A 2003 report from the United Nations Development Programme estimated that just 50 Arabic-language books a year were translated into another language.
'Kalima means business when it comes to filling gaps in the Arabic library and we are working with publishers from all over the world to achieve that goal. We have already completed nine titles despite only launching late last year,' says Karim Nagy, Chief Executive of Kalima. 'It is great that publishers are now recognising the opportunities in the Arab world. Organisations like Kalima can help the international publishing industry access this largely untapped market of 300 million Arabic speakers.'With an attendance pegged through today at 23,000 publishing professionals and industry mavens, the LBF was a perfect place for the United Arab Emirates to discuss and promote its 'Oktub' programs for original authors and 'Tarjem' for translation that are part of a $10 billion, (b as in book), endowment to nurture young Arabian writers from the region.

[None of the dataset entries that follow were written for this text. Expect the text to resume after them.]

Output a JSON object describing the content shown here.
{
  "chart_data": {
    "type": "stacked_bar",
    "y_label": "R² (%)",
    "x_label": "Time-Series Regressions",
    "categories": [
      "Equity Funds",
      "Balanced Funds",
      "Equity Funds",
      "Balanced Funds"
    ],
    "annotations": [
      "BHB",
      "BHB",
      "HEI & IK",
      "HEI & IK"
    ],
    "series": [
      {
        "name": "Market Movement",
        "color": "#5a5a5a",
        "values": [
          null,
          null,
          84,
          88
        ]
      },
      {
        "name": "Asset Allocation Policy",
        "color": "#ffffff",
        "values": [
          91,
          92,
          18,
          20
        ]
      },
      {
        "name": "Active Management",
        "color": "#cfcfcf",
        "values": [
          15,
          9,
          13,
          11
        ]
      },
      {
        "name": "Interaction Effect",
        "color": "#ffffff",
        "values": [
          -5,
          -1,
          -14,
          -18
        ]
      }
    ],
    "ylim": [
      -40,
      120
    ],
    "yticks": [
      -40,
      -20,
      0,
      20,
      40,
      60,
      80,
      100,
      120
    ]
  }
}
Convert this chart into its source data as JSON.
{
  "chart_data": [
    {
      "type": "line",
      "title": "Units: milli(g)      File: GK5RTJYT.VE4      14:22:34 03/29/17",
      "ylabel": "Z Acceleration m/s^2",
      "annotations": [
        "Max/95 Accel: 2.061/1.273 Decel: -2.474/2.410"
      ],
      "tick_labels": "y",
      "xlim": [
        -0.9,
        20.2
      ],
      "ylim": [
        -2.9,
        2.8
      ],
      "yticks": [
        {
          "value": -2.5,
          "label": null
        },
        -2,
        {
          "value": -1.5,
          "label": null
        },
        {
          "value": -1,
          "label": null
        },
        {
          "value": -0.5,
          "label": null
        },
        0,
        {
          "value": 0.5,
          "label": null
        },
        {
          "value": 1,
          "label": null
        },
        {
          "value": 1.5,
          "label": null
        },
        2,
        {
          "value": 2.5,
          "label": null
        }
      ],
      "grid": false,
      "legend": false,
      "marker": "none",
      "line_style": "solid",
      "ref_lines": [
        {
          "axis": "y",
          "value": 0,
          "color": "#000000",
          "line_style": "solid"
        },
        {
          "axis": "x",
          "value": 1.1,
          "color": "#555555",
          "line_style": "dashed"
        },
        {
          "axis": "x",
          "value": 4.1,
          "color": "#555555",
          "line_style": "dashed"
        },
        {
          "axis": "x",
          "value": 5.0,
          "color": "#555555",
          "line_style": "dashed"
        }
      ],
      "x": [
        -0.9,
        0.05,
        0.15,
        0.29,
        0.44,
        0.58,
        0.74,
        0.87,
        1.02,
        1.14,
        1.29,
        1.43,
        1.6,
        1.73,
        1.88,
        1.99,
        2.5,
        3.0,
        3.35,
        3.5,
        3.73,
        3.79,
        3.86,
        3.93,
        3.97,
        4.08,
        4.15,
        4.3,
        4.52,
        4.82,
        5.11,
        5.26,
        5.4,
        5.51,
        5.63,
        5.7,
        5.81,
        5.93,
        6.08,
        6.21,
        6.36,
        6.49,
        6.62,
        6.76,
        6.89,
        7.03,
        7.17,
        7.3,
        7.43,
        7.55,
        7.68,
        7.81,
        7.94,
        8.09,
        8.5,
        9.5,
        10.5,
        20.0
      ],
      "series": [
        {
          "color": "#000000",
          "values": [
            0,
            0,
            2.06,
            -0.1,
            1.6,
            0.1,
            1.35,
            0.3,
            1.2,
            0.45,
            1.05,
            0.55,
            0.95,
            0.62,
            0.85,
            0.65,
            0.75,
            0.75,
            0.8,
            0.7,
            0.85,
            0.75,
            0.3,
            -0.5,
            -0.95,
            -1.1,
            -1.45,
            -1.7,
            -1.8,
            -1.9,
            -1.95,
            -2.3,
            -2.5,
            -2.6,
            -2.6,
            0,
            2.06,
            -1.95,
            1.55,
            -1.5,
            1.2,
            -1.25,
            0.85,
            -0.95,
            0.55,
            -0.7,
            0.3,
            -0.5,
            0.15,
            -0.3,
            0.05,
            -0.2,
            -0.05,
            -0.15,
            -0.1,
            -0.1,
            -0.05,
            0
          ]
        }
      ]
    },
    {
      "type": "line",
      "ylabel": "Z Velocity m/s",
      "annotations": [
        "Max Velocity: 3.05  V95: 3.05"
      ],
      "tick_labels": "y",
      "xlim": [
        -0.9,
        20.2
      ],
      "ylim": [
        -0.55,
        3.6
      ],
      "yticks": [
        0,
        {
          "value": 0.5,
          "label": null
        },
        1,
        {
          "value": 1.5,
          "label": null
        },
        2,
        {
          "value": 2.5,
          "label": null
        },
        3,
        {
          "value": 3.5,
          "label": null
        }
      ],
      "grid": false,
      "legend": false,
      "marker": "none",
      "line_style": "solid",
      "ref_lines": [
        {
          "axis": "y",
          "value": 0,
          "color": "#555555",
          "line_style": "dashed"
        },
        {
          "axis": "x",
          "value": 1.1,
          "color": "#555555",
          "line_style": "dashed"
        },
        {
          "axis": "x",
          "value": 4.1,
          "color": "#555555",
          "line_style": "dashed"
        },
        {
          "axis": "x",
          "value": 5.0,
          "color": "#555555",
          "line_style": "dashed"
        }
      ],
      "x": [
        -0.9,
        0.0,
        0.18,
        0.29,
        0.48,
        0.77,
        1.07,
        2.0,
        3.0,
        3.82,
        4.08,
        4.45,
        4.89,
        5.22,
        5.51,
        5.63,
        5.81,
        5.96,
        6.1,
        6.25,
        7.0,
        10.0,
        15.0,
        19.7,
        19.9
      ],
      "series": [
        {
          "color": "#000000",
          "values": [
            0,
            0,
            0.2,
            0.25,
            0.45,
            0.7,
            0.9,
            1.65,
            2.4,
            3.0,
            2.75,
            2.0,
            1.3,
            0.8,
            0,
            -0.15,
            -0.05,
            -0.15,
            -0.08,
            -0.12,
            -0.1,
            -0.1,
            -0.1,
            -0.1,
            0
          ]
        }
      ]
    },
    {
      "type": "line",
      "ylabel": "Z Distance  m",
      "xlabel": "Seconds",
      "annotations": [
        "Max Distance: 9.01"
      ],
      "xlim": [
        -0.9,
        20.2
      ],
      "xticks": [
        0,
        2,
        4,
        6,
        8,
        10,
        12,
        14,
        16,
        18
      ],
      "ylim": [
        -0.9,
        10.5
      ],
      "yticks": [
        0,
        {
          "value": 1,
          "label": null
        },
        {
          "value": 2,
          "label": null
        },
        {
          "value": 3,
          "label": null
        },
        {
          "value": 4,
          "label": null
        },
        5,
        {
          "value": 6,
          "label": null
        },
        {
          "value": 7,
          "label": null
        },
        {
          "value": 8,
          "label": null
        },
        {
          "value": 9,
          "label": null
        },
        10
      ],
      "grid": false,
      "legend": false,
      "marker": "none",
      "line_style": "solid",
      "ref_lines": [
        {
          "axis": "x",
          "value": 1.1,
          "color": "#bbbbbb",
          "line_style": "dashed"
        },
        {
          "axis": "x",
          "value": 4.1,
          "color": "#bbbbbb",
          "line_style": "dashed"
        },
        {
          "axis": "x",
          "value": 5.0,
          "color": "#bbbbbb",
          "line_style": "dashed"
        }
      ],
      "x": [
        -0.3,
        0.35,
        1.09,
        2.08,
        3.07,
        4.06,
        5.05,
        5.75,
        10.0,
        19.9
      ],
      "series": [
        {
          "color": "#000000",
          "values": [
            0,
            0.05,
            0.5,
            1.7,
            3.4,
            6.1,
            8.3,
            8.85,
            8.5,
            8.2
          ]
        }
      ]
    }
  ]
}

At its official launch last November, Kalima announced a list of the first 100 candidate titles to be translated and published in Arabic, with the following titles now completed:
- Il Segno (The Sign), Umberto Eco
- The Halo Effect, Phil Rosenzweig
- The Future of Human Nature, Jurgen Habermas
- A Briefer History of Time, Stephen Hawking
- Kafka on the Shore, Haruki Murakami
- The Arab Roots of Capitalism, Gene Hec
A best selling work from the region feted in London is the controversial The Yacoubian Building now out in paperback with great cover art. It features the writing of an Egyptian dentist, Alaa al Aswany that caused great controversy due to its straight forward treatment of sex. Great reviews.